Tian14267 commented 1 year ago

@yeyupiaoling 贪心解码正常。ctc_beam_search 就不行了。是这里要做升级吗?但是我训练过程没报错哎

yeyupiaoling commented 1 year ago

有可能是内存不够,ctc_beam_search有语言模型,这个比较大,

Tian14267 commented 1 year ago

有可能是内存不够,ctc_beam_search有语言模型,这个比较大,

好的,回头我调整下语言模型和内存,再试试。谢谢大神

YexfSC commented 1 year ago

大神,有个问题请教下: 执行以下代码 start = time.time() score, text = predictor.predict(audio_path='dataset/test.wav') print("消耗时间:%dms, 识别结果: %s, 得分: %d" % (round((time.time() - start) * 1000), text, score)) 出错 出错内容:

IndexError Traceback (most recent call last) /tmp/ipykernel_306/3857842264.py in 2 start = time.time() 3 # score, text = predictor.predict(audio_path='test.wav', to_an=False) ----> 4 score, text = predictor.predict(audio_path='dataset/test.wav') 5 print("消耗时间:%dms, 识别结果: %s, 得分: %d" % (round((time.time() - start) * 1000), text, score))

~/PPASR-master/ppasr/predict.py in predict(self, audio_path, audio_bytes, audio_ndarray, use_pun, is_itn) 199 output_data = output_handle.copy_to_cpu()[0] 200 # 解码 --> 201 score, text = self.decode(output_data=output_data, use_pun=use_pun, is_itn=is_itn) 202 return score, text 203

~/PPASR-master/ppasr/predict.py in decode(self, output_data, use_pun, is_itn) 135 else: 136 # 贪心解码策略 --> 137 result = greedy_decoder(probs_seq=output_data, vocabulary=self._text_featurizer.vocab_list) 138 139 score, text = result[0], result[1]

~/PPASR-master/ppasr/decoders/ctc_greedy_decoder.py in greedy_decoder(probs_seq, vocabulary, blank_index) 25 index_list = [index for index in index_list if index != blank_index] 26 # 索引列表转换为字符串 ---> 27 text = ''.join([vocabulary[index] for index in index_list]) 28 score = 0 29 if len(max_prob_list) > 0:

~/PPASR-master/ppasr/decoders/ctc_greedy_decoder.py in (.0) 25 index_list = [index for index in index_list if index != blank_index] 26 # 索引列表转换为字符串 ---> 27 text = ''.join([vocabulary[index] for index in index_list]) 28 score = 0 29 if len(max_prob_list) > 0:

IndexError: list index out of range 数组越界,请问这次配置参数的问题吗?

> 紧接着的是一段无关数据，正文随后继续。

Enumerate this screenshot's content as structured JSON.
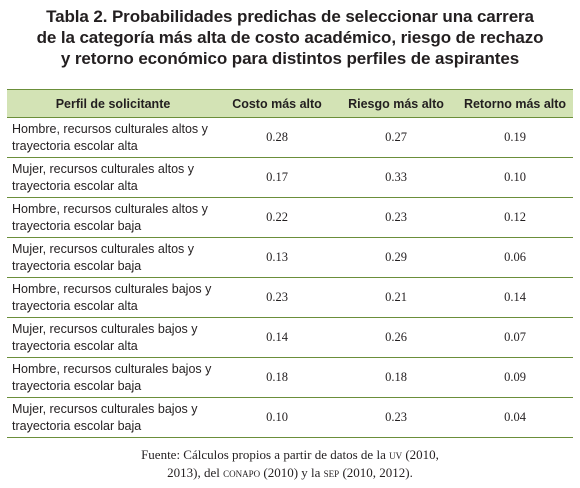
{
  "title": {
    "line1": "Tabla 2. Probabilidades predichas de seleccionar una carrera",
    "line2": "de la categoría más alta de costo académico, riesgo de rechazo",
    "line3": "y retorno económico para distintos perfiles de aspirantes"
  },
  "table": {
    "headers": [
      "Perfil de solicitante",
      "Costo más alto",
      "Riesgo más alto",
      "Retorno más alto"
    ],
    "rows": [
      {
        "profile": "Hombre, recursos culturales altos y\ntrayectoria escolar alta",
        "costo": "0.28",
        "riesgo": "0.27",
        "retorno": "0.19"
      },
      {
        "profile": "Mujer, recursos culturales altos y\ntrayectoria escolar alta",
        "costo": "0.17",
        "riesgo": "0.33",
        "retorno": "0.10"
      },
      {
        "profile": "Hombre, recursos culturales altos y\ntrayectoria escolar baja",
        "costo": "0.22",
        "riesgo": "0.23",
        "retorno": "0.12"
      },
      {
        "profile": "Mujer, recursos culturales altos y\ntrayectoria escolar baja",
        "costo": "0.13",
        "riesgo": "0.29",
        "retorno": "0.06"
      },
      {
        "profile": "Hombre, recursos culturales bajos y\ntrayectoria escolar alta",
        "costo": "0.23",
        "riesgo": "0.21",
        "retorno": "0.14"
      },
      {
        "profile": "Mujer, recursos culturales bajos y\ntrayectoria escolar alta",
        "costo": "0.14",
        "riesgo": "0.26",
        "retorno": "0.07"
      },
      {
        "profile": "Hombre, recursos culturales bajos y\ntrayectoria escolar baja",
        "costo": "0.18",
        "riesgo": "0.18",
        "retorno": "0.09"
      },
      {
        "profile": "Mujer, recursos culturales bajos y\ntrayectoria escolar baja",
        "costo": "0.10",
        "riesgo": "0.23",
        "retorno": "0.04"
      }
    ]
  },
  "source": {
    "p1": "Fuente: Cálculos propios a partir de datos de la ",
    "uv": "uv",
    "p2": " (2010,",
    "p3": "2013), del ",
    "conapo": "conapo",
    "p4": " (2010) y la ",
    "sep": "sep",
    "p5": " (2010, 2012)."
  }
}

yeyupiaoling commented 1 year ago

@YexfSC 应该是你用了其他的词汇表,vocabulary.txt 这个文件。要跟你的模型配套使用的

YexfSC commented 1 year ago

@YexfSC 应该是你用了其他的词汇表,vocabulary.txt 这个文件。要跟你的模型配套使用的

谢谢大佬指点,文件替换了下,跑通了

YexfSC commented 1 year ago

@YexfSC 应该是你用了其他的词汇表,vocabulary.txt 这个文件。要跟你的模型配套使用的

大神,还想请教下如果要启用ctc_beam_search,最低的配置大概是怎么样的,现在只要切换ctc_beam_search,内核就直接重启了,用paddle平台的A100 40G 也无法跑成功

yeyupiaoling commented 1 year ago

16G内存就可以了。是内存不是显存。我看你机器配置应该挺高的。估计不是资源不足的问题。

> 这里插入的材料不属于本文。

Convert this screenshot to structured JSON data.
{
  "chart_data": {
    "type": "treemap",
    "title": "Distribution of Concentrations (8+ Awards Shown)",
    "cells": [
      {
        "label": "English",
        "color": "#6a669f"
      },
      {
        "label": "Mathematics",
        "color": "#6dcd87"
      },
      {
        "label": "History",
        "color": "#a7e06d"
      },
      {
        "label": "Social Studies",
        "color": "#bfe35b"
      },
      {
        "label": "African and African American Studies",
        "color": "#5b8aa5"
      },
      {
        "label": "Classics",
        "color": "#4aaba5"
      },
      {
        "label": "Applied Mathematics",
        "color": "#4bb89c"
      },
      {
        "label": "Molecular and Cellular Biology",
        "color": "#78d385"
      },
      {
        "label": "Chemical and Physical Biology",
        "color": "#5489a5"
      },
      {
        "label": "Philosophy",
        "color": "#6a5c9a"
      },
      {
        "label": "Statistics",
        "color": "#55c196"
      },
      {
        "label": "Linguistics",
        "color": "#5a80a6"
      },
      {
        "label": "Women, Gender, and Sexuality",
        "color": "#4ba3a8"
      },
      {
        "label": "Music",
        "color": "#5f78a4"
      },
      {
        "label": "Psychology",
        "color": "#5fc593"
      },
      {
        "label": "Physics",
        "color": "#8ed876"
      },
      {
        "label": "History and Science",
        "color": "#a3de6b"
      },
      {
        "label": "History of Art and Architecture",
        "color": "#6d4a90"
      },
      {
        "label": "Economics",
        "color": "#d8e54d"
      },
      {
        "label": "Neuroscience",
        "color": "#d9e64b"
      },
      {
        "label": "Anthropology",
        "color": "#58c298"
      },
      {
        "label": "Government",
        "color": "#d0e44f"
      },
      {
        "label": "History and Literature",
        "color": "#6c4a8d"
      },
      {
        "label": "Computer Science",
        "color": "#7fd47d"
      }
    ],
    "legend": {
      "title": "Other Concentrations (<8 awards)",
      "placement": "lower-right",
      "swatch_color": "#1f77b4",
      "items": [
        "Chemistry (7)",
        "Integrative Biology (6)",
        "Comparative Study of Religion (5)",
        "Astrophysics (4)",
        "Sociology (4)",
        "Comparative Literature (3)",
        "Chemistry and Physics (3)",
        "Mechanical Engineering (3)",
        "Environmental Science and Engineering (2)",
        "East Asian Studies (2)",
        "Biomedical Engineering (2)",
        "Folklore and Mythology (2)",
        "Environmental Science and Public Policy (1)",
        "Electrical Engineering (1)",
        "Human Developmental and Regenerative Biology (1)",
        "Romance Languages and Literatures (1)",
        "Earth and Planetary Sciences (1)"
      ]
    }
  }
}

YexfSC commented 1 year ago

16G内存就可以了。是内存不是显存。我看你机器配置应该挺高的。估计不是资源不足的问题。

嗯嗯,谢谢哈,我再调试调试

YexfSC commented 1 year ago

大神您好,再次向您请教问题,在使用ctc_beam_search时,调试到swig_wrapper.py中,发现导入paddlespeech_ctcdecoders无法往下执行,直接报内核重启错误,请问这是什么原因?然后我看您在上一个版本用的是swig_decoders,这两者有什么不同吗?

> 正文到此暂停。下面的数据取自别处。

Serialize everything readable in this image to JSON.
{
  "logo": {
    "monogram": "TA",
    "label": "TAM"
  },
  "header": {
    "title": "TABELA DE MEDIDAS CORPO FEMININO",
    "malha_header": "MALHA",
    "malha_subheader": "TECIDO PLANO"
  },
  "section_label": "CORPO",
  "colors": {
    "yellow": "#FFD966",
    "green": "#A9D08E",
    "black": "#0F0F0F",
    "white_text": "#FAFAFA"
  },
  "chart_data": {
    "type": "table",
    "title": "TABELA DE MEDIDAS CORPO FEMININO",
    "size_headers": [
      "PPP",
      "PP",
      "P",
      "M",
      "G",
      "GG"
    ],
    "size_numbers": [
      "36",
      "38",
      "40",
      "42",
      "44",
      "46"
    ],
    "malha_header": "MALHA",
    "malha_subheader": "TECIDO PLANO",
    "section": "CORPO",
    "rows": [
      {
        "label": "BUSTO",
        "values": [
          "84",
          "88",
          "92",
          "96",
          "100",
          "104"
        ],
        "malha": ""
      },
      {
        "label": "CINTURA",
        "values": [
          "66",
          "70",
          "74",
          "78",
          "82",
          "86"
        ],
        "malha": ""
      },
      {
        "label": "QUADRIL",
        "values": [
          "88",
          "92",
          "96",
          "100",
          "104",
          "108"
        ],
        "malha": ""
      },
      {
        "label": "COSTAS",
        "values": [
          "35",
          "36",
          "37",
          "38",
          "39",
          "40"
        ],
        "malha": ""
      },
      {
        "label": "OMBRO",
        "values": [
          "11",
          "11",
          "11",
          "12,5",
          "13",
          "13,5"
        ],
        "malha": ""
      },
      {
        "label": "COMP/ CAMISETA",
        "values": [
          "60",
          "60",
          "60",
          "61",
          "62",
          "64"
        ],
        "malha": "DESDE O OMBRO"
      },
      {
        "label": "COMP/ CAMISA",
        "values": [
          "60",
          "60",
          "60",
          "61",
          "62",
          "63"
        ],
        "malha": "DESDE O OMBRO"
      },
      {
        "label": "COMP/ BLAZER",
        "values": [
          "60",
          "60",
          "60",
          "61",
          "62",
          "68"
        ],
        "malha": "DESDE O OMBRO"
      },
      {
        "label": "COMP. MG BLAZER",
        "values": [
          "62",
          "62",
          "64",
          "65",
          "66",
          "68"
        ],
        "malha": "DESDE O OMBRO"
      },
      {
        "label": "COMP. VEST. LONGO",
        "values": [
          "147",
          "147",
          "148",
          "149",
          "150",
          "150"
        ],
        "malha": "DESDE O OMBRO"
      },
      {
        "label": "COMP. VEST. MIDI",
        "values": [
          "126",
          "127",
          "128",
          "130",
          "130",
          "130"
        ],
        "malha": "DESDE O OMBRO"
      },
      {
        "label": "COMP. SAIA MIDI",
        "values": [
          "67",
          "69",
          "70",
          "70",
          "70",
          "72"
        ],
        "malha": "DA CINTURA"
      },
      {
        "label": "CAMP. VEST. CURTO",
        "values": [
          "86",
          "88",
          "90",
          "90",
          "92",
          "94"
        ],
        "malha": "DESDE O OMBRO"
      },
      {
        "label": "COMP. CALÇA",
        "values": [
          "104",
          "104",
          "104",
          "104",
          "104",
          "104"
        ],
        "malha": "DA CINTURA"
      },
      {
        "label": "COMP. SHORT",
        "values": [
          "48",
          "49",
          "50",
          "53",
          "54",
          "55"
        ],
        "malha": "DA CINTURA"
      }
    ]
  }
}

C++ Traceback (most recent call last):

0 FlagRegister::SetDescription(std::string const&, FlagDescription const&) 1 std::pair<std::_Rb_tree_iterator<std::pair<std::string const, FlagDescription > >, bool> std::_Rb_tree<std::string, std::pair<std::string const, FlagDescription >, std::_Select1st<std::pair<std::string const, FlagDescription > >, std::less, std::allocator<std::pair<std::string const, FlagDescription > > >::_M_emplace_unique<std::pair<std::string, FlagDescription > >(std::pair<std::string, FlagDescription >&&)


Error Message Summary:

FatalError: Segmentation fault is detected by the operating system. [TimeInfo: Aborted at 1665641532 (unix time) try "date -d @1665641532" if you are using GNU date ] [SignalInfo: SIGSEGV (@0xcd) received by PID 219888 (TID 0x7efd66b1c740) from PID 205 ]

yeyupiaoling commented 1 year ago

你的是什么系统呢?

---原始邮件--- 发件人: @.> 发送时间: 2022年10月17日(周一) 晚上8:42 收件人: @.>; 抄送: @.**@.>; 主题: Re: [yeyupiaoling/PPASR] eval 测试的时候会报错 (Issue #110)

大神您好,再次向您请教问题,在使用ctc_beam_search时,调试到swig_wrapper.py中,发现导入paddlespeech_ctcdecoders无法往下执行,直接报内核重启错误,请问这是什么原因?然后我看您在上一个版本用的是swig_decoders,这两者有什么不同吗?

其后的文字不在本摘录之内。